Roger Pezzani and Alex Schymyck of the Garden Court Mental Health Law Team acting, instructed by Ben Conroy and Joseph Railton of Conroys Solicitors.
The circumstances in which the Mental Health Tribunal must adjourn to obtain evidence regarding aftercare have long troubled the higher courts and tribunals. The leading authority AM v West London Mental Health NHS Trust and Secretary of State for Justice  UKUT 382 (AAC) (approved by the Court of Appeal in AM v West London Mental Health NHS Trust  EWCA Civ 1010;  MHLO 73) had been interpreted by some Tribunals as providing an almost unlimited discretion to proceed without aftercare evidence.

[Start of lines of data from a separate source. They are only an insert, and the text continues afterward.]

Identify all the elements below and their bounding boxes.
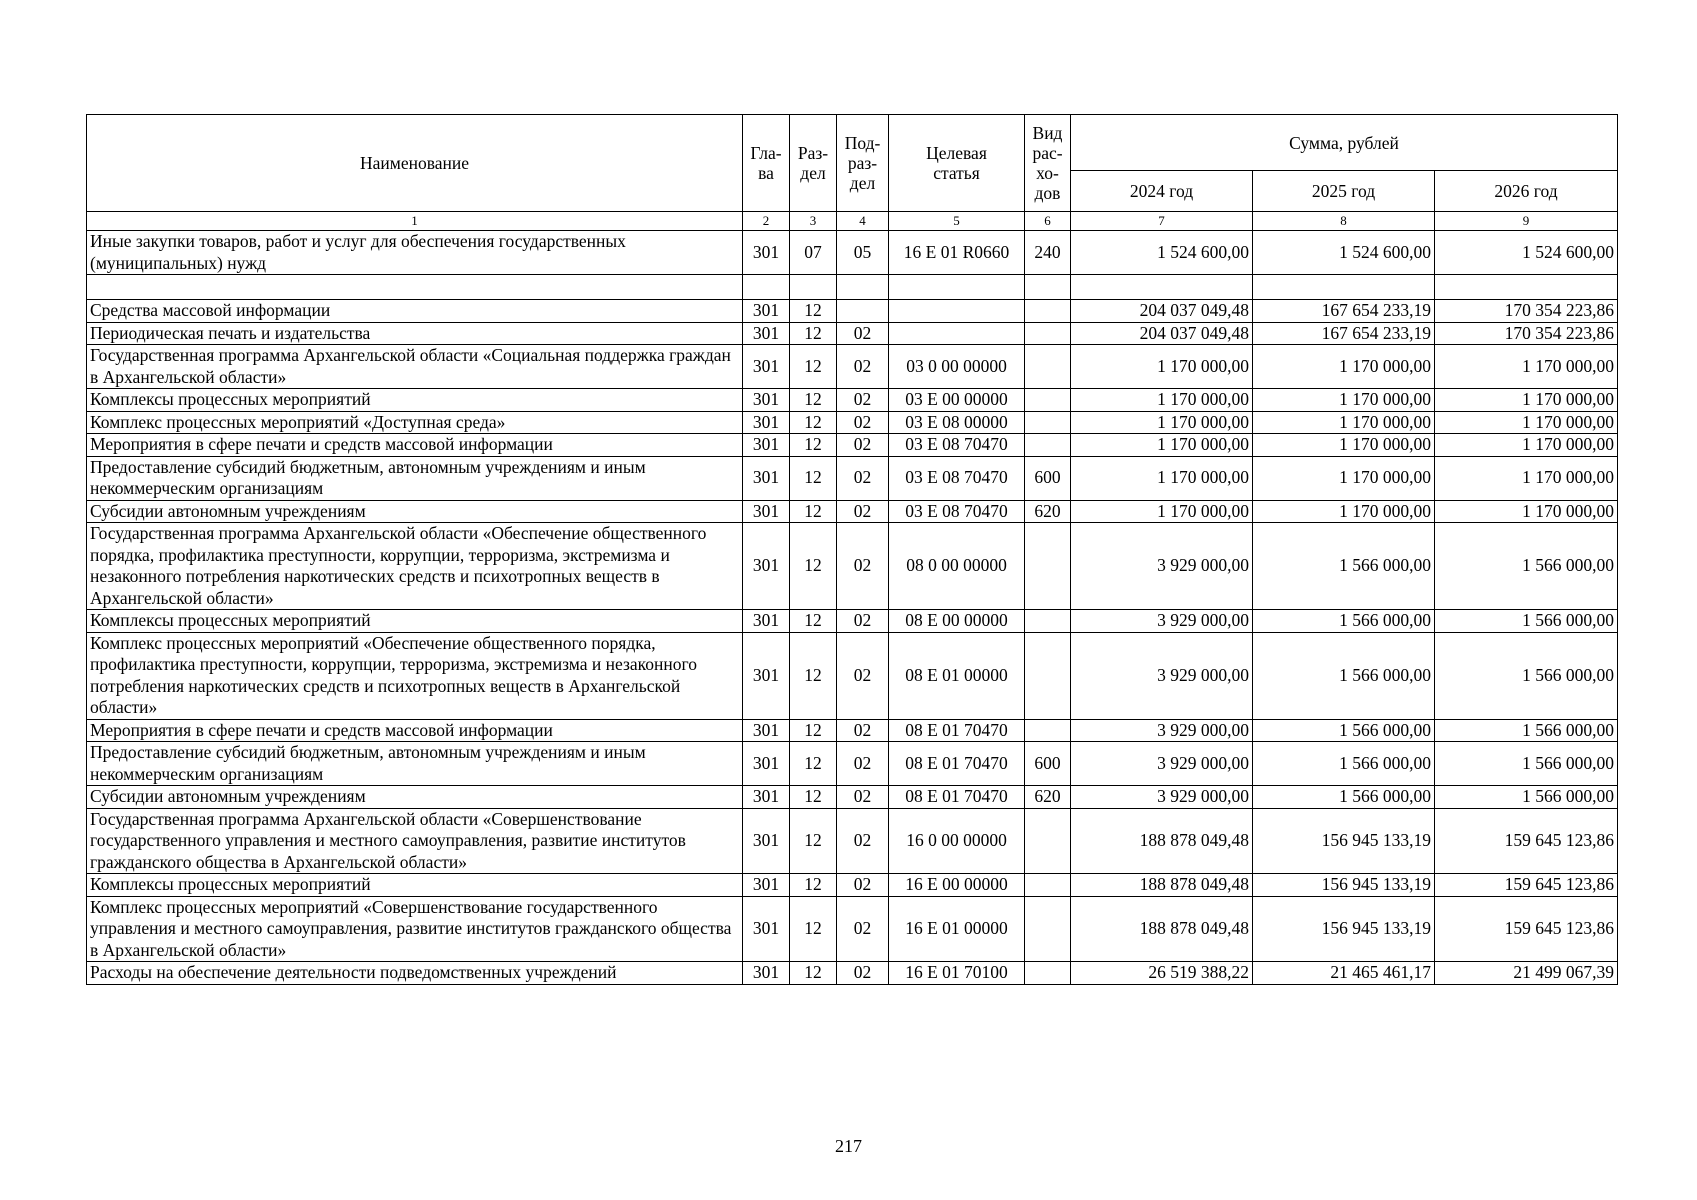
cell-name: Комплексы процессных мероприятий [87,874,743,897]
cell-target-article: 16 Е 01 R0660 [889,231,1025,275]
cell-amount-2026 [1435,275,1618,300]
cell-expense-type [1025,610,1071,633]
cell-razdel: 12 [790,742,837,786]
column-index-row [87,212,1618,231]
cell-target-article: 03 0 00 00000 [889,345,1025,389]
table-row [87,786,1618,809]
cell-name [87,275,743,300]
cell-razdel: 12 [790,500,837,523]
cell-target-article: 03 Е 08 70470 [889,500,1025,523]
cell-amount-2026: 170 354 223,86 [1435,300,1618,323]
cell-amount-2025: 1 170 000,00 [1253,434,1435,457]
cell-amount-2025: 1 170 000,00 [1253,345,1435,389]
cell-amount-2026: 1 566 000,00 [1435,610,1618,633]
cell-glava: 301 [743,808,790,874]
cell-podrazdel: 02 [837,808,889,874]
cell-expense-type [1025,300,1071,323]
cell-amount-2026: 159 645 123,86 [1435,808,1618,874]
column-index: 6 [1025,212,1071,231]
cell-expense-type: 620 [1025,500,1071,523]
cell-amount-2024: 3 929 000,00 [1071,742,1253,786]
cell-glava: 301 [743,389,790,412]
cell-amount-2025: 167 654 233,19 [1253,300,1435,323]
table-row [87,456,1618,500]
cell-amount-2026: 1 566 000,00 [1435,742,1618,786]
cell-amount-2025 [1253,275,1435,300]
cell-amount-2024: 1 170 000,00 [1071,389,1253,412]
cell-glava: 301 [743,456,790,500]
cell-podrazdel [837,275,889,300]
table-row [87,411,1618,434]
table-row [87,719,1618,742]
cell-amount-2025: 156 945 133,19 [1253,874,1435,897]
cell-razdel [790,275,837,300]
cell-target-article: 03 Е 08 70470 [889,434,1025,457]
cell-podrazdel: 02 [837,434,889,457]
cell-glava: 301 [743,434,790,457]
cell-podrazdel: 02 [837,719,889,742]
cell-podrazdel: 02 [837,742,889,786]
cell-name: Комплекс процессных мероприятий «Доступная среда» [87,411,743,434]
cell-target-article: 16 Е 00 00000 [889,874,1025,897]
cell-podrazdel: 02 [837,786,889,809]
table-row [87,322,1618,345]
cell-amount-2026: 1 566 000,00 [1435,786,1618,809]
cell-razdel: 12 [790,322,837,345]
table-row [87,962,1618,985]
cell-target-article: 08 Е 01 00000 [889,632,1025,719]
cell-amount-2025: 1 566 000,00 [1253,742,1435,786]
cell-name: Комплекс процессных мероприятий «Обеспечение общественного порядка, профилактика преступности, коррупции, терроризма, экстремизма и незаконного потребления наркотических средств и психотропных веществ в Архангельской области» [87,632,743,719]
cell-amount-2026: 1 566 000,00 [1435,719,1618,742]
cell-amount-2024: 3 929 000,00 [1071,610,1253,633]
cell-expense-type [1025,808,1071,874]
cell-name: Субсидии автономным учреждениям [87,786,743,809]
cell-amount-2026: 1 170 000,00 [1435,500,1618,523]
cell-amount-2024 [1071,275,1253,300]
cell-glava: 301 [743,786,790,809]
cell-amount-2024: 1 170 000,00 [1071,345,1253,389]
cell-amount-2025: 1 170 000,00 [1253,411,1435,434]
cell-target-article: 08 Е 01 70470 [889,786,1025,809]
table-row [87,434,1618,457]
column-index: 1 [87,212,743,231]
cell-podrazdel: 02 [837,874,889,897]
cell-target-article: 08 Е 00 00000 [889,610,1025,633]
cell-glava: 301 [743,300,790,323]
cell-razdel: 07 [790,231,837,275]
header-razdel: Раз- дел [790,115,837,212]
cell-podrazdel: 02 [837,389,889,412]
budget-table [86,114,1618,985]
header-year-2025: 2025 год [1253,171,1435,212]
cell-podrazdel: 05 [837,231,889,275]
cell-name: Мероприятия в сфере печати и средств массовой информации [87,719,743,742]
column-index: 9 [1435,212,1618,231]
cell-amount-2026: 1 524 600,00 [1435,231,1618,275]
cell-target-article [889,300,1025,323]
cell-razdel: 12 [790,962,837,985]
cell-expense-type [1025,632,1071,719]
cell-target-article: 08 Е 01 70470 [889,742,1025,786]
header-glava: Гла- ва [743,115,790,212]
cell-razdel: 12 [790,411,837,434]
cell-amount-2026: 159 645 123,86 [1435,874,1618,897]
cell-razdel: 12 [790,389,837,412]
table-row [87,610,1618,633]
cell-name: Комплекс процессных мероприятий «Совершенствование государственного управления и местного самоуправления, развитие институтов гражданского общества в Архангельской области» [87,896,743,962]
cell-name: Государственная программа Архангельской области «Социальная поддержка граждан в Архангельской области» [87,345,743,389]
cell-podrazdel: 02 [837,962,889,985]
cell-expense-type: 240 [1025,231,1071,275]
cell-target-article: 08 0 00 00000 [889,523,1025,610]
cell-name: Предоставление субсидий бюджетным, автономным учреждениям и иным некоммерческим организациям [87,742,743,786]
cell-target-article [889,322,1025,345]
cell-target-article: 16 Е 01 70100 [889,962,1025,985]
cell-glava: 301 [743,610,790,633]
cell-glava: 301 [743,742,790,786]
cell-amount-2026: 1 170 000,00 [1435,389,1618,412]
cell-amount-2025: 1 170 000,00 [1253,500,1435,523]
table-row [87,874,1618,897]
cell-amount-2024: 204 037 049,48 [1071,322,1253,345]
cell-razdel: 12 [790,456,837,500]
header-celevaya: Целевая статья [889,115,1025,212]
cell-target-article: 03 Е 00 00000 [889,389,1025,412]
cell-amount-2024: 1 170 000,00 [1071,456,1253,500]
cell-glava: 301 [743,874,790,897]
cell-amount-2024: 1 170 000,00 [1071,411,1253,434]
cell-amount-2024: 188 878 049,48 [1071,874,1253,897]
cell-amount-2025: 1 524 600,00 [1253,231,1435,275]
page-number: 217 [835,1136,862,1156]
cell-amount-2025: 21 465 461,17 [1253,962,1435,985]
cell-amount-2026: 159 645 123,86 [1435,896,1618,962]
header-year-2026: 2026 год [1435,171,1618,212]
cell-target-article [889,275,1025,300]
cell-podrazdel: 02 [837,523,889,610]
cell-podrazdel: 02 [837,345,889,389]
cell-amount-2025: 156 945 133,19 [1253,808,1435,874]
cell-razdel: 12 [790,808,837,874]
cell-amount-2026: 1 170 000,00 [1435,411,1618,434]
cell-amount-2024: 3 929 000,00 [1071,632,1253,719]
column-index: 5 [889,212,1025,231]
table-row [87,742,1618,786]
cell-expense-type [1025,896,1071,962]
table-row [87,231,1618,275]
cell-glava [743,275,790,300]
cell-podrazdel: 02 [837,500,889,523]
cell-podrazdel [837,300,889,323]
table-row [87,389,1618,412]
cell-razdel: 12 [790,434,837,457]
cell-expense-type [1025,275,1071,300]
cell-expense-type [1025,345,1071,389]
cell-amount-2026: 1 170 000,00 [1435,434,1618,457]
cell-expense-type [1025,434,1071,457]
cell-target-article: 16 0 00 00000 [889,808,1025,874]
cell-glava: 301 [743,523,790,610]
cell-amount-2025: 1 566 000,00 [1253,632,1435,719]
cell-amount-2025: 1 566 000,00 [1253,610,1435,633]
cell-glava: 301 [743,719,790,742]
cell-expense-type [1025,411,1071,434]
cell-name: Комплексы процессных мероприятий [87,389,743,412]
cell-podrazdel: 02 [837,632,889,719]
cell-expense-type [1025,719,1071,742]
column-index: 3 [790,212,837,231]
cell-razdel: 12 [790,719,837,742]
header-vid: Вид рас- хо- дов [1025,115,1071,212]
cell-amount-2024: 1 524 600,00 [1071,231,1253,275]
header-podrazdel: Под- раз- дел [837,115,889,212]
cell-glava: 301 [743,632,790,719]
column-index: 4 [837,212,889,231]
cell-razdel: 12 [790,300,837,323]
cell-name: Средства массовой информации [87,300,743,323]
cell-expense-type [1025,389,1071,412]
table-header [87,115,1618,231]
cell-amount-2025: 1 170 000,00 [1253,456,1435,500]
cell-amount-2025: 1 170 000,00 [1253,389,1435,412]
table-row [87,632,1618,719]
cell-name: Мероприятия в сфере печати и средств массовой информации [87,434,743,457]
cell-glava: 301 [743,345,790,389]
cell-expense-type [1025,874,1071,897]
cell-name: Комплексы процессных мероприятий [87,610,743,633]
cell-amount-2026: 1 170 000,00 [1435,345,1618,389]
table-row [87,808,1618,874]
table-row [87,896,1618,962]
cell-razdel: 12 [790,610,837,633]
column-index: 2 [743,212,790,231]
cell-target-article: 03 Е 08 70470 [889,456,1025,500]
table-row [87,523,1618,610]
cell-expense-type: 600 [1025,456,1071,500]
cell-razdel: 12 [790,874,837,897]
cell-amount-2026: 1 170 000,00 [1435,456,1618,500]
column-index: 7 [1071,212,1253,231]
cell-amount-2024: 1 170 000,00 [1071,500,1253,523]
header-summa: Сумма, рублей [1071,115,1618,171]
cell-amount-2026: 21 499 067,39 [1435,962,1618,985]
cell-amount-2024: 1 170 000,00 [1071,434,1253,457]
cell-glava: 301 [743,896,790,962]
cell-amount-2026: 1 566 000,00 [1435,632,1618,719]
cell-amount-2025: 167 654 233,19 [1253,322,1435,345]
cell-razdel: 12 [790,345,837,389]
cell-target-article: 16 Е 01 00000 [889,896,1025,962]
cell-target-article: 08 Е 01 70470 [889,719,1025,742]
cell-podrazdel: 02 [837,610,889,633]
cell-amount-2026: 1 566 000,00 [1435,523,1618,610]
cell-name: Периодическая печать и издательства [87,322,743,345]
cell-name: Государственная программа Архангельской области «Совершенствование государственного управления и местного самоуправления, развитие институтов гражданского общества в Архангельской области» [87,808,743,874]
cell-expense-type [1025,322,1071,345]
cell-glava: 301 [743,500,790,523]
cell-glava: 301 [743,411,790,434]
cell-name: Иные закупки товаров, работ и услуг для обеспечения государственных (муниципальных) нужд [87,231,743,275]
cell-amount-2024: 204 037 049,48 [1071,300,1253,323]
column-index: 8 [1253,212,1435,231]
cell-expense-type: 620 [1025,786,1071,809]
cell-razdel: 12 [790,632,837,719]
header-name: Наименование [87,115,743,212]
cell-amount-2026: 170 354 223,86 [1435,322,1618,345]
cell-name: Субсидии автономным учреждениям [87,500,743,523]
cell-expense-type [1025,962,1071,985]
cell-amount-2024: 26 519 388,22 [1071,962,1253,985]
cell-amount-2024: 3 929 000,00 [1071,523,1253,610]
cell-razdel: 12 [790,786,837,809]
cell-amount-2025: 156 945 133,19 [1253,896,1435,962]
cell-amount-2024: 188 878 049,48 [1071,808,1253,874]
cell-podrazdel: 02 [837,456,889,500]
cell-podrazdel: 02 [837,896,889,962]
table-row [87,275,1618,300]
header-year-2024: 2024 год [1071,171,1253,212]
cell-glava: 301 [743,231,790,275]
cell-name: Расходы на обеспечение деятельности подведомственных учреждений [87,962,743,985]
cell-razdel: 12 [790,523,837,610]
table-row [87,300,1618,323]
cell-razdel: 12 [790,896,837,962]
cell-target-article: 03 Е 08 00000 [889,411,1025,434]
cell-name: Государственная программа Архангельской области «Обеспечение общественного порядка, профилактика преступности, коррупции, терроризма, экстремизма и незаконного потребления наркотических средств и психотропных веществ в Архангельской области» [87,523,743,610]
cell-amount-2024: 3 929 000,00 [1071,719,1253,742]
cell-expense-type: 600 [1025,742,1071,786]
cell-amount-2024: 3 929 000,00 [1071,786,1253,809]
cell-expense-type [1025,523,1071,610]
cell-amount-2025: 1 566 000,00 [1253,523,1435,610]
cell-amount-2025: 1 566 000,00 [1253,786,1435,809]
cell-amount-2025: 1 566 000,00 [1253,719,1435,742]
cell-podrazdel: 02 [837,322,889,345]
cell-name: Предоставление субсидий бюджетным, автономным учреждениям и иным некоммерческим организациям [87,456,743,500]
table-row [87,345,1618,389]
cell-glava: 301 [743,322,790,345]
table-body [87,231,1618,985]
cell-podrazdel: 02 [837,411,889,434]
cell-glava: 301 [743,962,790,985]
table-row [87,500,1618,523]
cell-amount-2024: 188 878 049,48 [1071,896,1253,962]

Now the Upper Tribunal has provided important guidance constraining the circumstances in which the Tribunal may proceed without aftercare evidence:
- The Tribunal should adjourn to obtain aftercare evidence where it is capable of affecting the the outcome of the hearing. AM was a relatively unusual case where aftercare evidence was not capable of affecting the outcome.
- It is procedurally unfair to refuse an adjournment request from a patient where the detaining authority has failed to provide relevant evidence such as that addressing aftercare.
- The Tribunal must not 'kick the can down the road' and leave matters to be resolved by a future Tribunal. Procedural fairness applies at each stage of the process and an unfair Tribunal hearing cannot be cured by the possibility of a future hearing.